II.2 Transição do século XX para o século

Até esta instância, fez-se uma exposição sumária sobre a produção historiográfica da doença e mortalidade escrava no Brasil oitocentista enfocando antecedentes da primeira e, sobremaneira, da segunda metade do século XX. Denominou-se de proto-historiografia esses antecedentes sobre o tema em apreço. Teve-se como propósito a citação dessa "pouca coisa" a qual se considera como contribuinte no processo de uma história social da saúde, morbidades e longevidade da população escrava. É a partir desse embasamento teórico-metodológico de caráter introdutório que se passa a justificar a denominada produção historiográfica recente sobre a temática pertinente, a qual foi impulsionada no período de transição do século XX para o século XXI. Há historiadores da saúde escrava que pontuam o ano 2000 como tendo sido o marco a partir do qual tiveram início as pesquisas orientadas especificamente para a saúde e morbidades das populações escravas. Foi a partir desse marco que se desenvolveram investigações em torno dessa temática, embora não se possa afirmar ainda o estabelecimento concreto de uma "agenda", de compromissos embasados por interesse comuns entre áreas de pesquisas direcionadas para a historiografia da escravidão e história das ciências da saúde.

No Brasil, os estudos sobre doenças e saúde da população escravizada começaram a despontar a partir dos anos 2000. Alguns dialogaram diretamente com a historiografia da escravidão, outros se inseriram no debate acerca da história da saúde. Embora não seja possível identificar uma agenda em comum, várias investigações mais recentes têm indicado a importância de mais pesquisas sobre doenças e saúde das populações coloniais e pós-coloniais, especialmente nas sociedades escravistas, sendo fundamen- tal verificar elementos que compuseram o quadro nosológico dos escravos, indicando doenças, curas, condições de vida e morte (PIMENTA e GOMES, 2016, p. 7).

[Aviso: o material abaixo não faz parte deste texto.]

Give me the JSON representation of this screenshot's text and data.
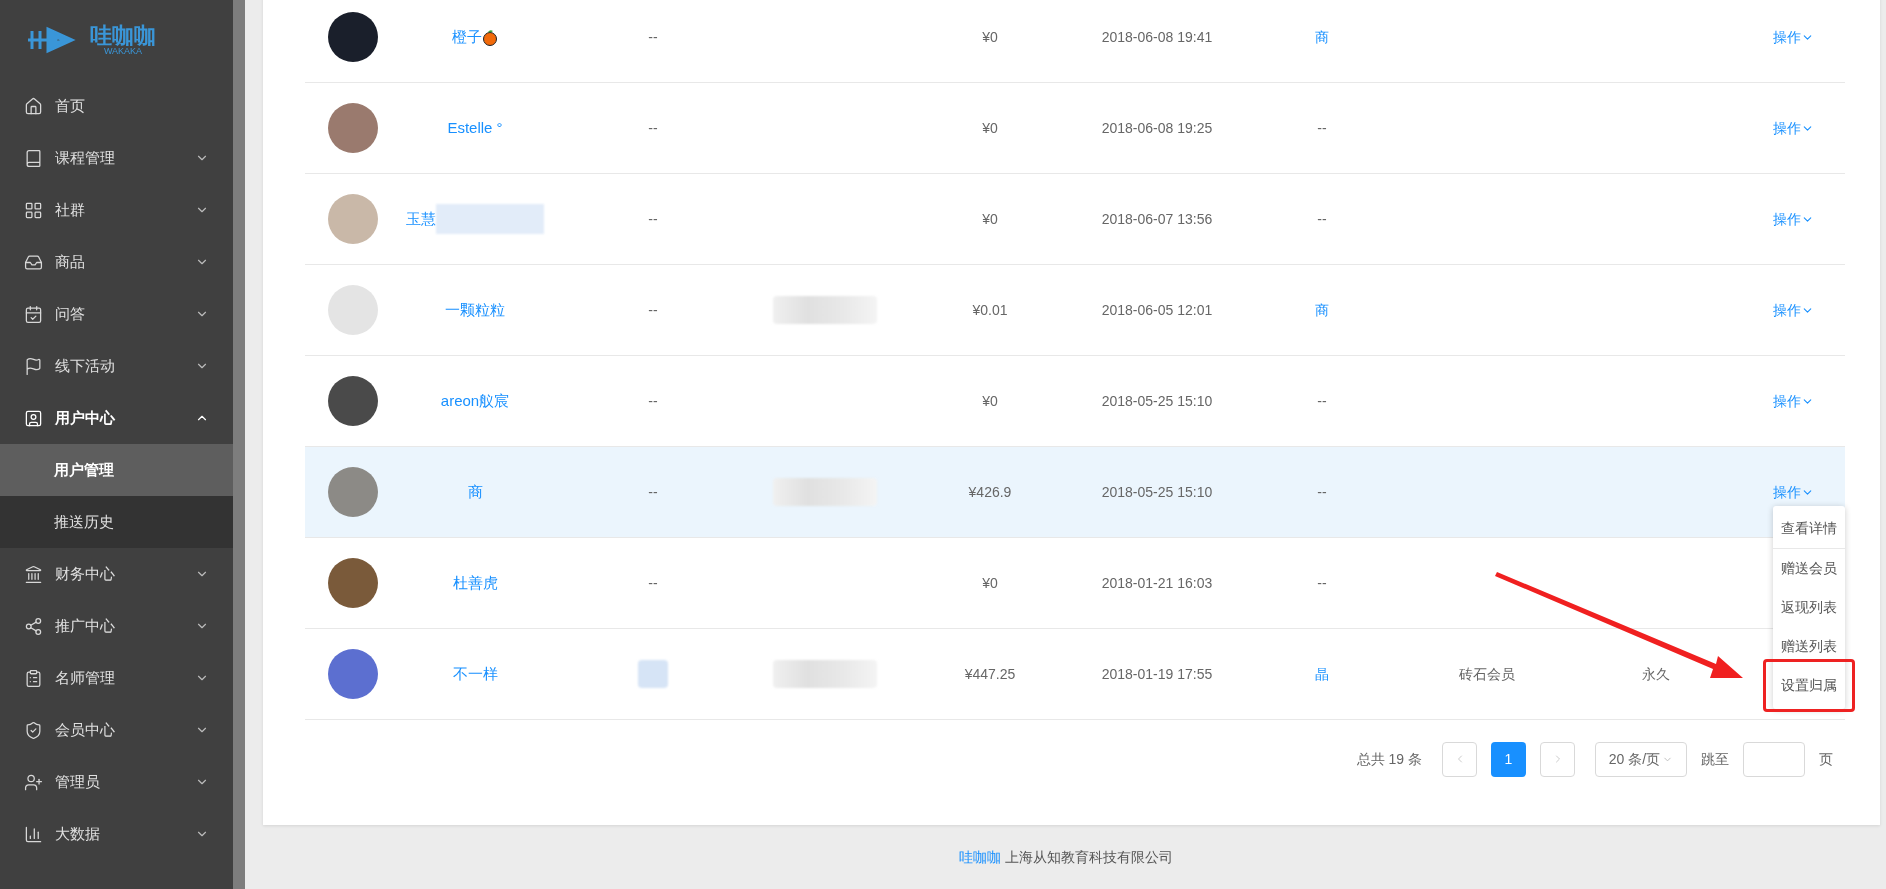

Dispõe-se acima do conteúdo de uma citação suficiente para se abrir um debate sobre o que está defendido como produção historiográfica recente direcionada especialmente para a

101 saúde, doença e mortalidade de populações escravizadas no Brasil colônia e imperial. Fator inicial "central" é a menção feita aos anos 200061, marco que "delimita" o despontar desses estudos. Afirma-se que não há ainda uma "agenda" que possibilite a detecção de uma só via para o trânsito dialogal entre essa duas áreas historiográficas − historiografia da escravidão e história da saúde. No entanto, está implícito que se vem lutando por isso desde o despontar desses estudos sobre enfermidades e saúde de escravos. Outrossim, independente do número (considerado elevado) de investigações recentes efetuadas no âmbito dessas duas áreas historiográficas, vem-se apercebendo da necessidade de mais estudos orientados para as condições de vida e de saúde das populações escravas no Brasil colônia e império. Ao que parece, os autores estão sugerindo melhorias em questões de ordem teórico-epistemológica. Esse viés, que se considera sugestivo, contribuiria para o estreitamento de diálogos entre os dois campos de pesquisas, ensejando a concretude daquela agenda em "comum".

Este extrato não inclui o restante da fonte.